At Risk USA last week, Marco Ossanna, a chief risk officer at HSBC, didn’t mince his words, saying: “They screwed up. They had no concentration [margin] add-on or enough of a concentration add-on to protect against such an event.” That means there was an insufficient margin period of risk to allow the CCP to safely close out the positions. At the time, a Nasdaq spokesperson told Risk.net that Aas’s loss-making positions were not large enough to attract a margin add-on for concentration risk.

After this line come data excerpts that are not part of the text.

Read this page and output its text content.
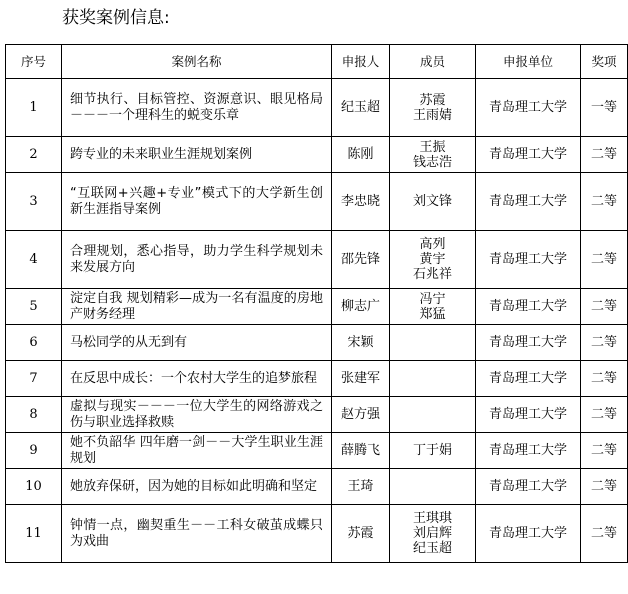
获奖案例信息:
序号	案例名称	申报人	成员	申报单位	奖项
1	细节执行、目标管控、资源意识、眼见格局－－－一个理科生的蜕变乐章	纪玉超	苏霞
王雨婧	青岛理工大学	一等
2	跨专业的未来职业生涯规划案例	陈刚	王振
钱志浩	青岛理工大学	二等
3	“互联网+兴趣+专业”模式下的大学新生创新生涯指导案例	李忠晓	刘文锋	青岛理工大学	二等
4	合理规划，悉心指导，助力学生科学规划未来发展方向	邵先锋	高列
黄宇
石兆祥	青岛理工大学	二等
5	淀定自我 规划精彩—成为一名有温度的房地产财务经理	柳志广	冯宁
郑猛	青岛理工大学	二等
6	马松同学的从无到有	宋颖		青岛理工大学	二等
7	在反思中成长：一个农村大学生的追梦旅程	张建军		青岛理工大学	二等
8	虚拟与现实－－－一位大学生的网络游戏之伤与职业选择救赎	赵方强		青岛理工大学	二等
9	她不负韶华 四年磨一剑－－大学生职业生涯规划	薛腾飞	丁于娟	青岛理工大学	二等
10	她放弃保研，因为她的目标如此明确和坚定	王琦		青岛理工大学	二等
11	钟情一点，幽契重生－－工科女破茧成蝶只为戏曲	苏霞	王琪琪
刘启辉
纪玉超	青岛理工大学	二等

Risk specialists at the conference also discussed the need to run more cross-CCP fire drills and whether it is best practice seconding traders to a CCP’s default management group so they can assist in closing out a defaulter’s portfolio – which can come at a risk for banks if they are asked to spread their resources too thinly.

STAT OF THE WEEK

After the Stock Exchange of Hong Kong announced the complete shutdown of the HSI futures market at 2pm on September 5, a majority of callable bull and bear contracts issuers stopped providing quotes to investors. Without the anchor of issuers’ quotes, bid/ask spreads on the products were left almost entirely to market forces. CBBC trading volumes dropped to HK$1.35 billion, over 80% down on the year-to-date daily average of HK$7.26 billion.

QUOTE OF THE WEEK

“The research is saying that we might not expect more individual storms – but we may expect, globally, more intense storms” – RMS’s Pete Dailey on forecasting climate change and estimating loss.